L’outarde canepetière a besoin d’espace et d’une vue dégagée. Le mieux, c’est qu’il n’y ait ni arbre, ni bâtiment à l’horizon. Manière de se protéger de potentiels prédateurs, sans doute des chats errants ou des renards qui courent après les poussins. La femelle niche au sol. En vue de se reproduire, elle recherche des prairies situées dans des plaines. « Or, avec la spécialisation de l’agriculture, les surfaces de ce type ont été rayées de la carte en France, précise Cyrille Poirel, de la LPO Poitou-Charentes. Il ne reste guère que la plaine de la Crau, dans les Bouches-du-Rhône, qui s’apparente à de la steppe. » Son habitat naturel s’est réduit comme peau de chagrin, et l’outarde a disparu de nombreuses régions.
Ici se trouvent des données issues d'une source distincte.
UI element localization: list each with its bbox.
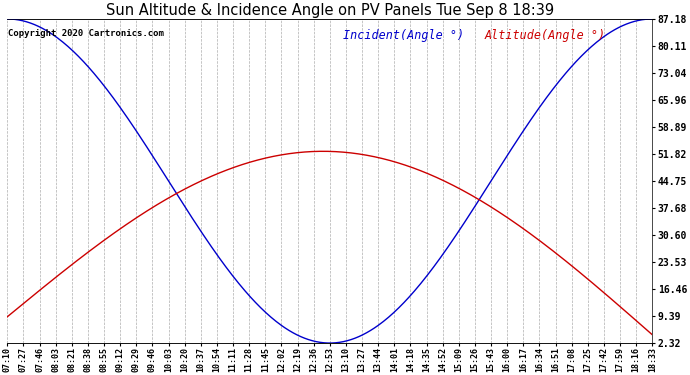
Text: Altitude(Angle °): Altitude(Angle °)	[484, 28, 606, 42]
Text: Copyright 2020 Cartronics.com: Copyright 2020 Cartronics.com	[8, 28, 164, 38]
Text: Incident(Angle °): Incident(Angle °)	[343, 28, 464, 42]
Title: Sun Altitude & Incidence Angle on PV Panels Tue Sep 8 18:39: Sun Altitude & Incidence Angle on PV Pan…	[106, 3, 554, 18]
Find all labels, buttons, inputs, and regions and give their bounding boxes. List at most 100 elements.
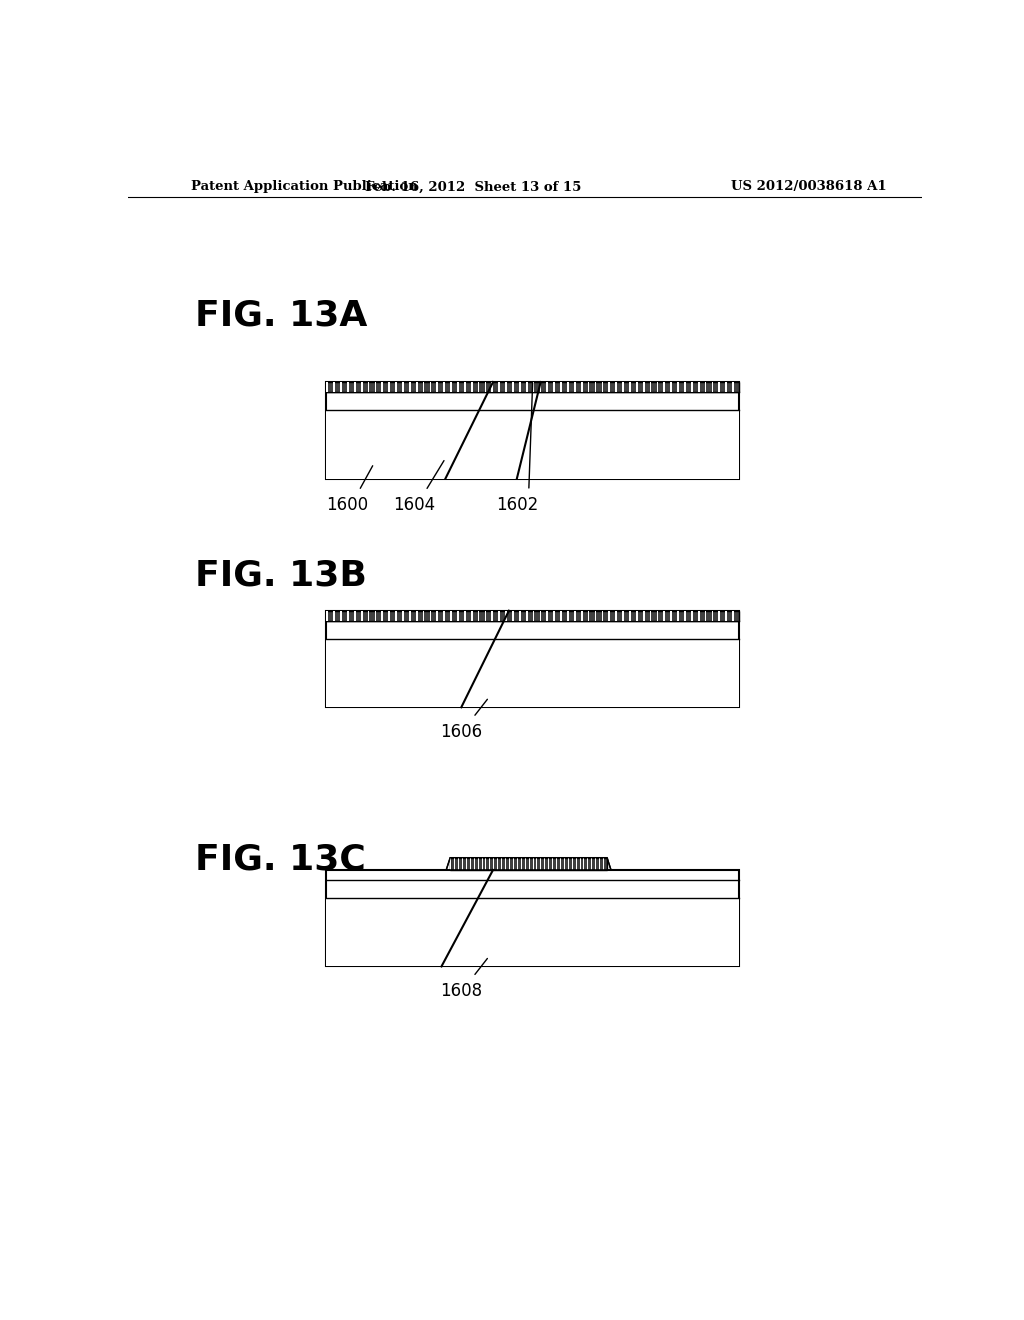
Bar <box>732 611 734 620</box>
Bar <box>436 381 438 392</box>
Bar <box>595 611 596 620</box>
Bar <box>402 381 403 392</box>
Bar <box>519 611 520 620</box>
Bar <box>636 381 638 392</box>
Bar <box>691 381 692 392</box>
Bar <box>705 611 707 620</box>
Bar <box>327 611 739 620</box>
Bar <box>615 611 617 620</box>
Bar <box>388 611 390 620</box>
Bar <box>368 381 370 392</box>
Bar <box>629 611 631 620</box>
Text: 1602: 1602 <box>496 496 538 513</box>
Bar <box>547 381 548 392</box>
Bar <box>416 611 418 620</box>
Bar <box>347 381 349 392</box>
Text: 1604: 1604 <box>392 496 435 513</box>
Bar <box>416 381 418 392</box>
Bar <box>532 381 535 392</box>
Text: Feb. 16, 2012  Sheet 13 of 15: Feb. 16, 2012 Sheet 13 of 15 <box>365 181 582 193</box>
Text: US 2012/0038618 A1: US 2012/0038618 A1 <box>731 181 887 193</box>
Bar <box>471 381 472 392</box>
Bar <box>451 858 607 870</box>
Text: FIG. 13B: FIG. 13B <box>196 558 368 593</box>
Bar <box>360 611 362 620</box>
Bar <box>443 611 445 620</box>
Bar <box>697 381 699 392</box>
Bar <box>519 381 520 392</box>
Bar <box>381 381 383 392</box>
Bar <box>478 611 479 620</box>
Bar <box>375 611 376 620</box>
Bar <box>553 611 555 620</box>
Bar <box>560 381 562 392</box>
Bar <box>333 611 335 620</box>
Bar <box>512 381 514 392</box>
Bar <box>464 381 466 392</box>
Bar <box>492 611 494 620</box>
Bar <box>526 381 527 392</box>
Bar <box>719 611 720 620</box>
Bar <box>512 611 514 620</box>
Bar <box>340 611 342 620</box>
Bar <box>664 381 666 392</box>
Bar <box>581 381 583 392</box>
Bar <box>588 381 590 392</box>
Bar <box>719 381 720 392</box>
Bar <box>375 381 376 392</box>
Bar <box>327 639 739 708</box>
Bar <box>505 611 507 620</box>
Bar <box>484 381 486 392</box>
Bar <box>409 381 411 392</box>
Bar <box>327 870 739 966</box>
Bar <box>395 381 397 392</box>
Bar <box>464 611 466 620</box>
Bar <box>443 381 445 392</box>
Bar <box>567 381 569 392</box>
Bar <box>664 611 666 620</box>
Bar <box>327 611 739 708</box>
Text: 1600: 1600 <box>326 496 368 513</box>
Text: FIG. 13C: FIG. 13C <box>196 842 367 876</box>
Bar <box>327 899 739 966</box>
Bar <box>581 611 583 620</box>
Bar <box>451 381 452 392</box>
Bar <box>430 381 431 392</box>
Polygon shape <box>446 858 611 870</box>
Bar <box>526 611 527 620</box>
Bar <box>327 381 739 479</box>
Bar <box>677 611 679 620</box>
Bar <box>574 611 575 620</box>
Bar <box>595 381 596 392</box>
Bar <box>540 611 542 620</box>
Text: 1606: 1606 <box>440 722 482 741</box>
Bar <box>360 381 362 392</box>
Bar <box>492 381 494 392</box>
Bar <box>327 411 739 479</box>
Bar <box>423 611 424 620</box>
Bar <box>451 611 452 620</box>
Bar <box>457 381 459 392</box>
Bar <box>567 611 569 620</box>
Bar <box>553 381 555 392</box>
Bar <box>333 381 335 392</box>
Text: Patent Application Publication: Patent Application Publication <box>191 181 418 193</box>
Bar <box>547 611 548 620</box>
Bar <box>499 611 500 620</box>
Bar <box>560 611 562 620</box>
Bar <box>656 611 658 620</box>
Bar <box>423 381 424 392</box>
Bar <box>327 381 739 392</box>
Bar <box>656 381 658 392</box>
Bar <box>732 381 734 392</box>
Bar <box>505 381 507 392</box>
Bar <box>409 611 411 620</box>
Bar <box>402 611 403 620</box>
Bar <box>725 611 727 620</box>
Bar <box>354 611 355 620</box>
Bar <box>643 381 644 392</box>
Bar <box>684 381 686 392</box>
Bar <box>436 611 438 620</box>
Bar <box>478 381 479 392</box>
Bar <box>671 611 672 620</box>
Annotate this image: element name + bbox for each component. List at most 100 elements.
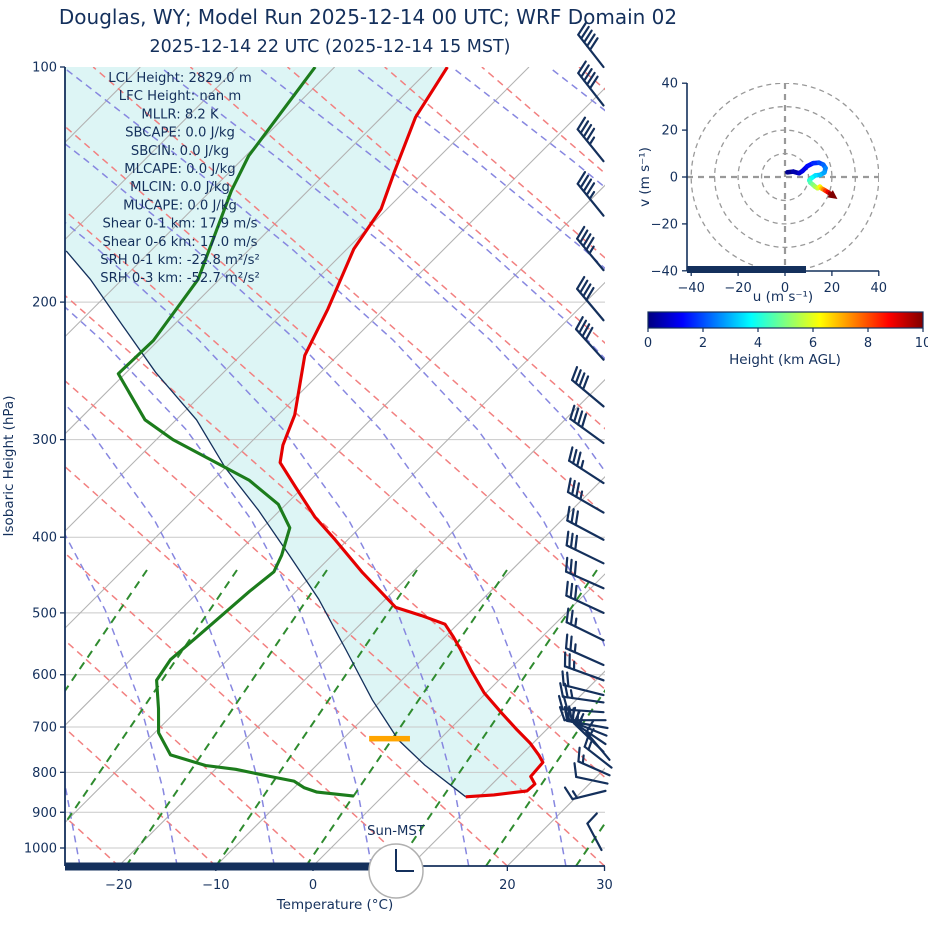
wind-barb <box>559 682 605 704</box>
wind-barb <box>569 404 605 445</box>
dewpoint-curve <box>116 67 354 798</box>
mixing-ratio-line <box>395 569 598 866</box>
profile-curves <box>65 67 545 799</box>
wind-barb <box>565 530 605 565</box>
stability-annotations: LCL Height: 2829.0 m LFC Height: nan m MLL… <box>100 71 260 286</box>
x-tick-label: 30 <box>596 878 613 893</box>
wind-barb <box>583 732 613 769</box>
annotation-line: MLCIN: 0.0 J/kg <box>130 180 230 195</box>
hodograph-y-label: v (m s⁻¹) <box>637 147 653 207</box>
moist-adiabat <box>65 221 470 866</box>
wind-barb <box>576 275 605 322</box>
hodo-y-tick-label: 40 <box>661 77 678 92</box>
y-tick-label: 700 <box>32 721 57 736</box>
hodo-x-tick-label: 40 <box>871 281 888 296</box>
annotation-line: SRH 0-1 km: -22.8 m²/s² <box>100 253 260 268</box>
wind-barb <box>576 171 605 217</box>
isotherm <box>65 67 336 338</box>
wind-barb <box>586 812 603 852</box>
dry-adiabat <box>65 294 605 779</box>
moist-adiabat <box>354 67 605 270</box>
dry-adiabat <box>65 727 217 866</box>
wind-barb <box>564 633 605 667</box>
isotherm <box>312 573 605 866</box>
lcl-marker <box>369 735 410 742</box>
mixing-ratio-line <box>215 569 418 866</box>
moist-adiabat <box>159 67 605 473</box>
wind-barb <box>577 22 605 69</box>
hodograph-x-label: u (m s⁻¹) <box>753 289 813 305</box>
hodograph-arrowhead <box>827 190 838 200</box>
annotation-line: SBCAPE: 0.0 J/kg <box>125 126 235 141</box>
y-tick-label: 400 <box>32 531 57 546</box>
mixing-ratio-line <box>65 569 238 826</box>
wind-barb <box>574 316 605 361</box>
wind-barb <box>576 116 605 163</box>
hodo-x-tick-label: 0 <box>781 281 789 296</box>
annotation-line: SBCIN: 0.0 J/kg <box>131 144 229 159</box>
wind-barb <box>563 651 605 682</box>
hodo-x-tick-label: −20 <box>724 281 751 296</box>
x-tick-label: −10 <box>202 878 229 893</box>
wind-barb <box>577 746 611 777</box>
isotherm <box>65 67 530 532</box>
annotation-line: Shear 0-1 km: 17.9 m/s <box>102 217 257 232</box>
hodograph-trace <box>785 160 838 200</box>
annotation-line: SRH 0-3 km: -52.7 m²/s² <box>100 271 260 286</box>
isotherm <box>604 864 605 866</box>
annotation-line: MLCAPE: 0.0 J/kg <box>124 162 235 177</box>
wind-barb <box>561 670 605 697</box>
y-tick-label: 900 <box>32 806 57 821</box>
y-tick-label: 800 <box>32 766 57 781</box>
moist-adiabat <box>65 67 605 650</box>
wind-barb <box>566 505 605 541</box>
annotation-line: MLLR: 8.2 K <box>141 107 219 122</box>
sun-clock-label: Sun-MST <box>367 824 426 839</box>
dry-adiabat <box>65 379 605 866</box>
isotherm <box>215 476 605 866</box>
background-isolines <box>65 67 605 866</box>
isotherm <box>506 767 605 866</box>
axis-ticks: 1002003004005006007008009001000−20−10010… <box>24 61 613 894</box>
annotation-line: LCL Height: 2829.0 m <box>108 71 252 86</box>
moist-adiabat <box>65 142 567 866</box>
colorbar-tick-label: 0 <box>644 336 652 351</box>
wind-barb <box>568 446 605 485</box>
hodograph-ticks: −40 −40 −20 −20 0 0 20 20 40 40 <box>651 77 888 296</box>
wind-barb <box>570 366 605 408</box>
dry-adiabat <box>65 639 314 866</box>
figure-title: Douglas, WY; Model Run 2025-12-14 00 UTC… <box>59 5 677 29</box>
x-tick-label: 0 <box>309 878 317 893</box>
wind-barb <box>577 60 605 107</box>
hodo-y-tick-label: 20 <box>661 124 678 139</box>
colorbar-tick-label: 10 <box>915 336 928 351</box>
y-tick-label: 1000 <box>24 842 57 857</box>
y-tick-label: 300 <box>32 433 57 448</box>
cape-shading <box>65 67 543 797</box>
colorbar-tick-label: 6 <box>809 336 817 351</box>
colorbar-label: Height (km AGL) <box>729 352 841 368</box>
dry-adiabat <box>578 67 605 91</box>
y-tick-label: 100 <box>32 61 57 76</box>
skewt-plot: 1002003004005006007008009001000−20−10010… <box>1 22 613 913</box>
hodo-y-tick-label: 0 <box>670 171 678 186</box>
moist-adiabat <box>256 67 605 360</box>
annotation-line: LFC Height: nan m <box>119 89 241 104</box>
annotation-line: MUCAPE: 0.0 J/kg <box>123 198 237 213</box>
y-tick-label: 600 <box>32 668 57 683</box>
colorbar-tick-label: 8 <box>864 336 872 351</box>
isotherm <box>65 281 605 824</box>
hodograph-rings <box>687 83 879 271</box>
wind-barb <box>576 225 605 272</box>
mixing-ratio-line <box>65 569 148 693</box>
shaded-area <box>65 67 543 797</box>
wind-barbs-column <box>557 22 613 852</box>
pressure-gridlines <box>65 301 605 849</box>
height-colorbar: 0 2 4 6 8 10 Height (km AGL) <box>644 311 928 368</box>
colorbar-tick-label: 4 <box>754 336 762 351</box>
hodo-x-tick-label: −40 <box>677 281 704 296</box>
parcel-profile-line <box>65 250 467 798</box>
wind-barb <box>565 580 605 614</box>
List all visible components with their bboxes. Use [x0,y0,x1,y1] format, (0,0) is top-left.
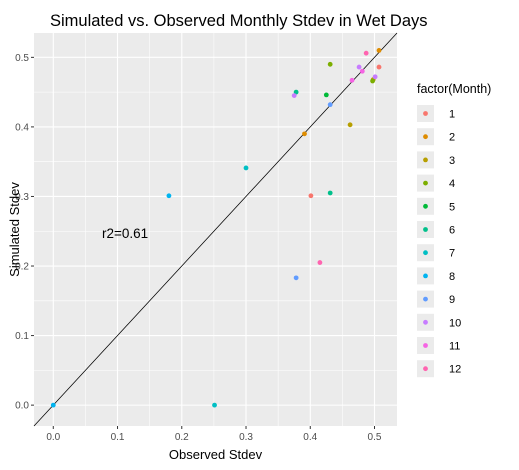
legend-key-dot [423,343,428,348]
legend-key-dot [423,227,428,232]
legend-key-dot [423,157,428,163]
legend-label: 7 [449,248,455,260]
data-point-month-4 [327,61,333,67]
minor-gridlines [34,33,397,426]
data-points [50,47,382,408]
legend-key-dot [423,250,428,256]
legend-label: 11 [449,341,460,353]
data-point-month-2 [302,131,307,137]
x-axis-title: Observed Stdev [169,447,263,462]
y-tick-label: 0.3 [15,192,29,203]
legend-key-dot [423,319,428,325]
legend-key-dot [423,273,428,279]
legend-key-dot [423,366,428,372]
x-tick-label: 0.4 [303,432,317,443]
data-point-month-1 [376,64,382,70]
legend-label: 2 [449,132,455,144]
data-point-month-11 [359,68,365,74]
y-tick-label: 0.5 [15,53,29,64]
x-tick-label: 0.1 [111,432,125,443]
legend-label: 3 [449,155,455,167]
legend-title: factor(Month) [417,82,491,96]
data-point-month-8 [50,402,56,408]
data-point-month-7 [243,165,249,171]
data-point-month-11 [349,77,355,83]
legend-label: 1 [449,109,455,121]
identity-reference-line [33,32,398,427]
reference-line-layer [33,32,398,427]
data-point-month-5 [323,92,329,98]
legend-label: 4 [449,178,455,190]
major-gridlines [34,33,397,426]
legend-label: 10 [449,317,461,329]
data-point-month-10 [356,64,362,70]
legend-key-dot [423,111,428,116]
y-tick-label: 0.4 [15,122,29,133]
data-point-month-4 [370,78,375,84]
x-tick-label: 0.3 [239,432,253,443]
legend-label: 5 [449,201,455,213]
r2-annotation: r2=0.61 [102,226,148,241]
data-point-month-1 [308,193,314,199]
y-tick-label: 0.2 [15,262,29,273]
legend-key-dot [423,180,428,186]
data-point-month-6 [327,190,333,196]
data-point-month-7 [212,402,217,408]
legend-label: 12 [449,364,461,376]
data-point-month-9 [293,275,299,281]
y-tick-label: 0.0 [15,401,29,412]
y-axis-title: Simulated Stdev [7,182,22,277]
data-point-month-9 [327,102,333,108]
legend-key-dot [423,134,428,140]
data-point-month-10 [291,93,297,99]
data-point-month-3 [347,122,353,128]
legend-label: 6 [449,225,455,237]
x-axis-ticks: 0.0 0.1 0.2 0.3 0.4 0.5 [46,426,382,443]
data-point-month-12 [317,260,323,265]
legend-key-dot [423,203,428,209]
data-point-month-12 [363,50,369,56]
legend-label: 9 [449,294,455,306]
x-tick-label: 0.5 [368,432,382,443]
data-point-month-10 [372,74,378,80]
data-point-month-8 [166,193,172,199]
legend-label: 8 [449,271,455,283]
x-tick-label: 0.0 [46,432,60,443]
y-axis-ticks: 0.0 0.1 0.2 0.3 0.4 0.5 [15,53,34,412]
chart-title: Simulated vs. Observed Monthly Stdev in … [50,12,428,30]
legend-key-dot [423,296,428,302]
data-point-month-2 [376,47,382,53]
y-tick-label: 0.1 [15,331,29,342]
x-tick-label: 0.2 [175,432,189,443]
Jadis, on en apercevait jusque dans les plaines du Nord-Est (Marne), ou encore au sein du Bassin parisien, mais elle s’est envolée.

Le mâle, on arrive à le compter en période nuptiale, car il parade, chante, se fait entendre par un son  »prtttt » émis à intervalles réguliers. Son plumage, à ce moment-là, se distingue de la femelle, brun clair sur le dos, blanc sur le ventre. On lui trouve un collier noir entrecoupé de deux bandes blanches.

2 noyaux de populations en France

En France, il reste deux noyaux de populations. Un premier regroupe au niveau du pourtour méditerranéen 2 125 mâles sédentaires (selon la dernière enquête datant de 2020). Un second composé de 325 mâles a trouvé refuge dans le Centre-Ouest du pays, côté Poitou-Charentes, Maine-et-Loire ou encore Indre-et-Loire. Ces individus migrent à l’automne dans la péninsule ibérique avant de revenir en avril. « La population des outardes migratrices a chuté de 95 % depuis les années 70. »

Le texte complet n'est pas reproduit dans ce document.